One of Prince Charles’ closest aides has stepped down from his role over claims he helped secure an honour for a rich Saudi donor.
Michael Fawcett, the prince’s former assistant valet, has temporarily left his post as chief executive of The Prince’s Foundation, the charity confirmed.
Reports in Sunday newspapers claim Mr Fawcett coordinated support for an honour to be given to businessman Mahfouz Marei Mubarak bin Mahfouz.
Mr Mahfouz, 51, was presented with a CBE by Charles at a ceremony at Buckingham Palace in 2016.
According to The Sunday Times, he had handed over tens of thousands of pounds to fixers with links to the prince who said they could secure the honour.
The newspaper claims that aides close to the prince and senior staff in his charities coordinated the application process and provided official letters in support of it after Mr Mahfouz donated more than £1.5 million to restoration projects of interest to Charles.

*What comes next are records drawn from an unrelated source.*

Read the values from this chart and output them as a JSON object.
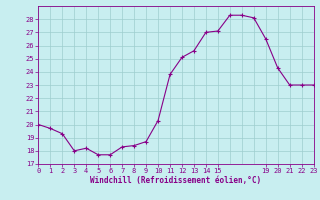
{
  "hours": [
    0,
    1,
    2,
    3,
    4,
    5,
    6,
    7,
    8,
    9,
    10,
    11,
    12,
    13,
    14,
    15,
    16,
    17,
    18,
    19,
    20,
    21,
    22,
    23
  ],
  "temps": [
    20.0,
    19.7,
    19.3,
    18.0,
    18.2,
    17.7,
    17.7,
    18.3,
    18.4,
    18.7,
    20.3,
    23.8,
    25.1,
    25.6,
    27.0,
    27.1,
    28.3,
    28.3,
    28.1,
    26.5,
    24.3,
    23.0,
    23.0,
    23.0
  ],
  "xlim": [
    0,
    23
  ],
  "ylim": [
    17,
    29
  ],
  "xticks": [
    0,
    1,
    2,
    3,
    4,
    5,
    6,
    7,
    8,
    9,
    10,
    11,
    12,
    13,
    14,
    15,
    19,
    20,
    21,
    22,
    23
  ],
  "yticks": [
    17,
    18,
    19,
    20,
    21,
    22,
    23,
    24,
    25,
    26,
    27,
    28
  ],
  "xlabel": "Windchill (Refroidissement éolien,°C)",
  "line_color": "#880088",
  "marker": "+",
  "bg_color": "#c8eef0",
  "grid_color": "#9ecece",
  "tick_fontsize": 5.0,
  "xlabel_fontsize": 5.5
}
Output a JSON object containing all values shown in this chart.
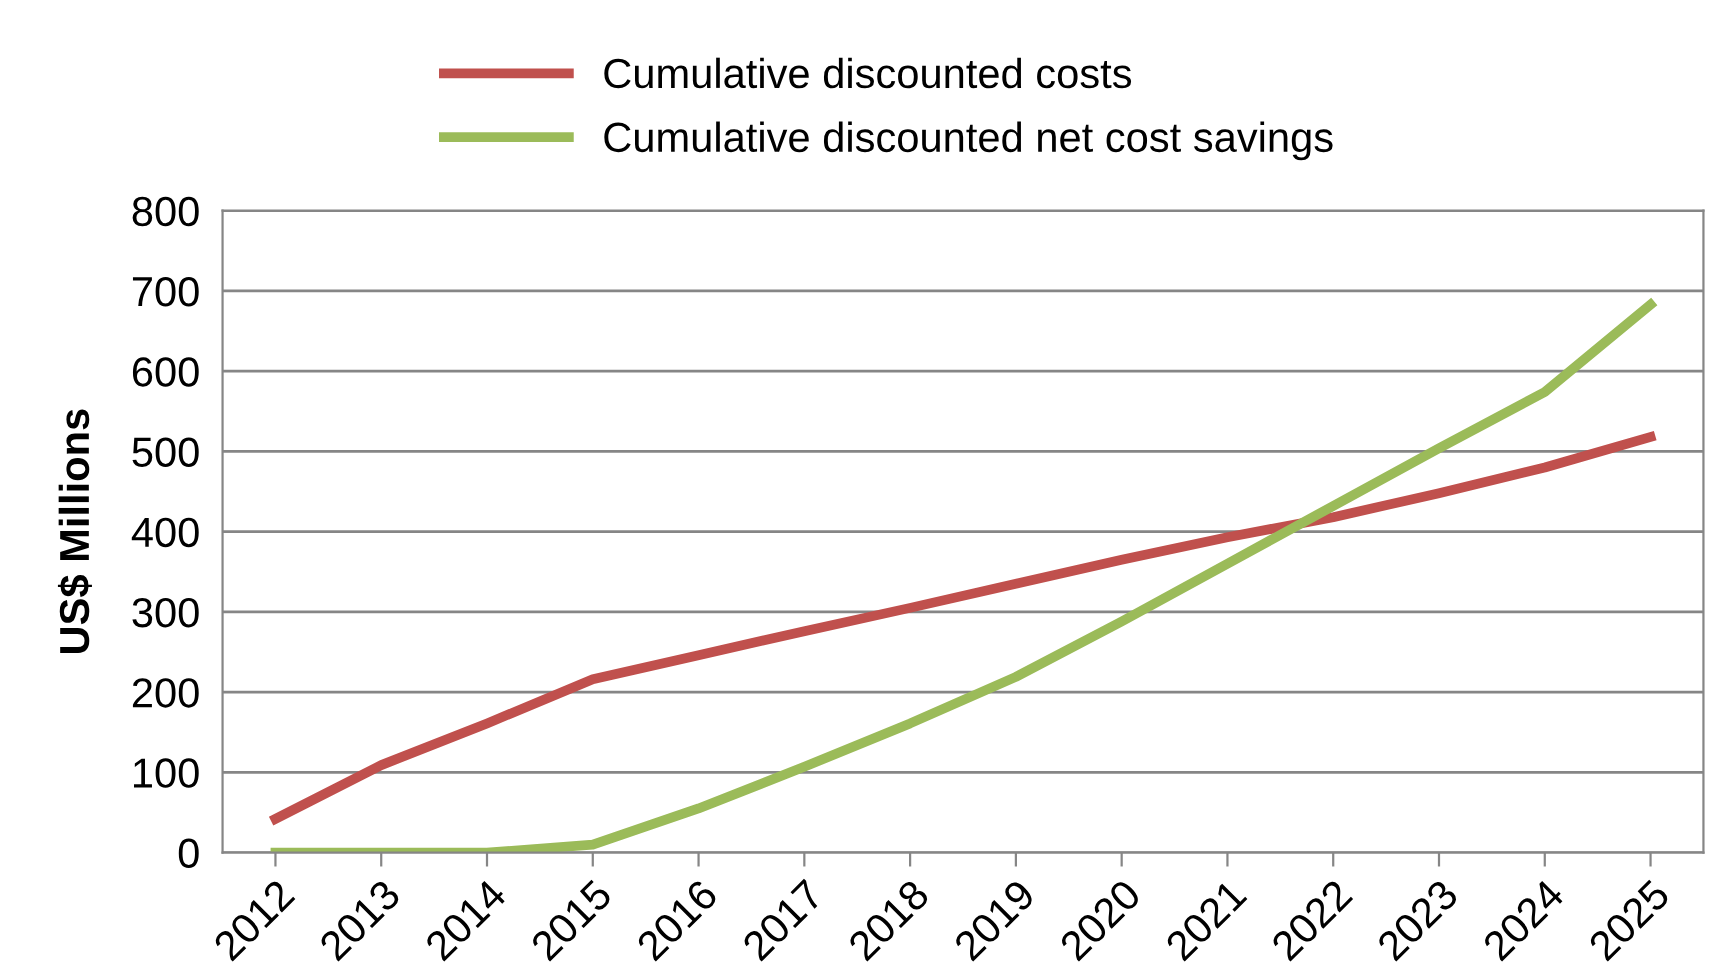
{
  "chart_data": {
    "type": "line",
    "ylabel": "US$ Millions",
    "categories": [
      "2012",
      "2013",
      "2014",
      "2015",
      "2016",
      "2017",
      "2018",
      "2019",
      "2020",
      "2021",
      "2022",
      "2023",
      "2024",
      "2025"
    ],
    "series": [
      {
        "name": "Cumulative discounted costs",
        "color": "#c0504d",
        "values": [
          42,
          109,
          161,
          216,
          246,
          276,
          305,
          335,
          365,
          393,
          418,
          448,
          480,
          518
        ]
      },
      {
        "name": "Cumulative discounted net cost savings",
        "color": "#9bbb59",
        "values": [
          0,
          0,
          0,
          10,
          55,
          107,
          161,
          219,
          288,
          360,
          432,
          504,
          574,
          683
        ]
      }
    ],
    "ylim": [
      0,
      800
    ],
    "yticks": [
      0,
      100,
      200,
      300,
      400,
      500,
      600,
      700,
      800
    ],
    "grid": "y",
    "legend": "top",
    "marker": "none",
    "line_style": "solid"
  }
}
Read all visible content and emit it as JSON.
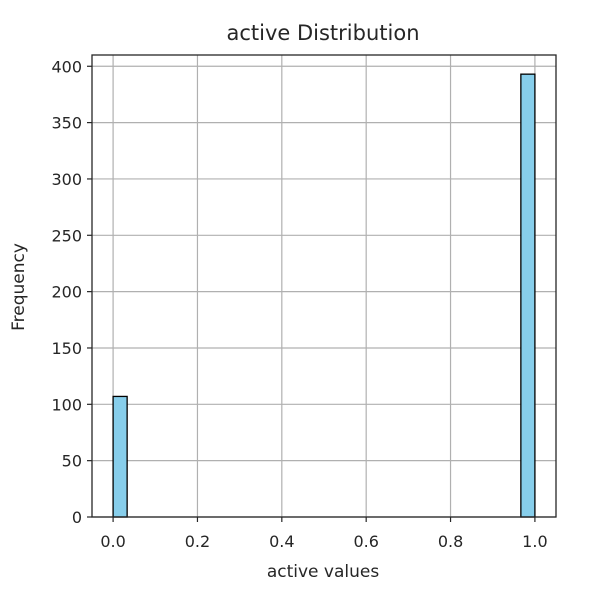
{
  "chart_data": {
    "type": "bar",
    "title": "active Distribution",
    "xlabel": "active values",
    "ylabel": "Frequency",
    "xlim": [
      -0.05,
      1.05
    ],
    "ylim": [
      0,
      410
    ],
    "x_ticks": [
      0.0,
      0.2,
      0.4,
      0.6,
      0.8,
      1.0
    ],
    "x_tick_labels": [
      "0.0",
      "0.2",
      "0.4",
      "0.6",
      "0.8",
      "1.0"
    ],
    "y_ticks": [
      0,
      50,
      100,
      150,
      200,
      250,
      300,
      350,
      400
    ],
    "y_tick_labels": [
      "0",
      "50",
      "100",
      "150",
      "200",
      "250",
      "300",
      "350",
      "400"
    ],
    "grid": true,
    "bins": [
      {
        "start": 0.0,
        "end": 0.0333,
        "count": 107
      },
      {
        "start": 0.9667,
        "end": 1.0,
        "count": 393
      }
    ],
    "colors": {
      "bar_fill": "#87CEEB",
      "bar_edge": "#000000",
      "grid": "#b0b0b0"
    }
  }
}
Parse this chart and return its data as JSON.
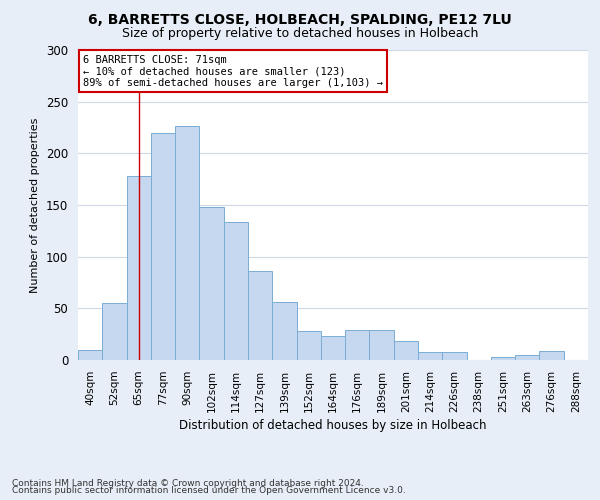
{
  "title_line1": "6, BARRETTS CLOSE, HOLBEACH, SPALDING, PE12 7LU",
  "title_line2": "Size of property relative to detached houses in Holbeach",
  "xlabel": "Distribution of detached houses by size in Holbeach",
  "ylabel": "Number of detached properties",
  "footer_line1": "Contains HM Land Registry data © Crown copyright and database right 2024.",
  "footer_line2": "Contains public sector information licensed under the Open Government Licence v3.0.",
  "bar_labels": [
    "40sqm",
    "52sqm",
    "65sqm",
    "77sqm",
    "90sqm",
    "102sqm",
    "114sqm",
    "127sqm",
    "139sqm",
    "152sqm",
    "164sqm",
    "176sqm",
    "189sqm",
    "201sqm",
    "214sqm",
    "226sqm",
    "238sqm",
    "251sqm",
    "263sqm",
    "276sqm",
    "288sqm"
  ],
  "bar_values": [
    10,
    55,
    178,
    220,
    226,
    148,
    134,
    86,
    56,
    28,
    23,
    29,
    29,
    18,
    8,
    8,
    0,
    3,
    5,
    9,
    0
  ],
  "bar_color": "#c5d8f0",
  "bar_edge_color": "#7aadd4",
  "annotation_line1": "6 BARRETTS CLOSE: 71sqm",
  "annotation_line2": "← 10% of detached houses are smaller (123)",
  "annotation_line3": "89% of semi-detached houses are larger (1,103) →",
  "vline_x": 2.0,
  "ylim": [
    0,
    300
  ],
  "yticks": [
    0,
    50,
    100,
    150,
    200,
    250,
    300
  ],
  "figure_bg": "#e8eef7",
  "axes_bg": "#ffffff",
  "grid_color": "#d0d8e8",
  "annotation_box_color": "#ffffff",
  "annotation_box_edge": "#cc0000",
  "vline_color": "#cc0000",
  "title1_fontsize": 10,
  "title2_fontsize": 9
}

They are said to include Dumfries House and the Castle of Mey in Scotland, where Mr Mahfouz has a forest named after him.
Quoting leaked correspondence from William Bortrick, the owner of Burke’s Peerage and one of Mr Mahfouz’s advisers, the newspaper reports that he told colleagues in 2014 that once the businessman had the ‘Hon OBE… then more money will flow’.
It goes on to say the OBE was ‘promised’ to the tycoon ‘to get the £1.5m he paid for Dumfries (House) and (The Castle of) Mey’.
He added: ‘MF (Michael Fawcett) needs to keep to his side of the bargain and sort out the Hon OBE immediately – then assist with citizenship.’
The Sunday Times reports that Mr Fawcett later helped to ‘upgrade’ the proposed honour from an OBE to a CBE.
Mr Mahfouz denies any wrongdoing.
Douglas Connell, chair of The Prince’s Foundation, said: ‘Earlier today, Michael Fawcett offered to step down temporarily from active duties as chief executive of The Prince’s Foundation while the trustees’ investigation is ongoing.
‘The Prince’s Foundation has accepted this offer. Michael fully supports the ongoing investigation and has confirmed that he will assist the investigation in every way.’
It is understood that Emily Cherrington, chief operating officer, will take over in the interim, and that the Scottish Charity Regulator (OSCR) has been informed as The Prince’s Foundation is a charity registered in Scotland.
A spokeswoman for The Prince’s Foundation said: ‘The Prince’s Foundation takes very seriously the allegations that have recently been brought to its attention and the matter is currently under investigation.
‘We are incredibly proud of The Prince’s Foundation’s charitable work and the positive impact it has on our beneficiaries throughout the UK and across the world.
‘Our education and training programmes, in particular, benefit more than 15,000 people every year, and provide our students with the skills and confidence needed to gain employment or start their own businesses.’
Mr Fawcett began his royal service in 1981 as a footman to the Queen, rising through the ranks to sergeant footman and then Charles’ assistant valet.
He was accused of selling unwanted royal gifts and pocketing a percentage of the proceeds when Charles’ personal assistant but was cleared by an internal inquiry of any financial misconduct.
The inquiry, headed by Charles’ then private secretary Sir Michael Peat, found Mr Fawcett did ‘infringe internal rules relating to gifts from suppliers’ but could not be severely criticised because the rules were not enforced, and he made no secret of such gifts.
The royal aide resigned following the report’s publication but continued to have the prince’s patronage as a freelance fixer and party planner.
He was appointed chief executive of the Prince’s Foundation in 2018 following a reorganisation of Charles’ charities.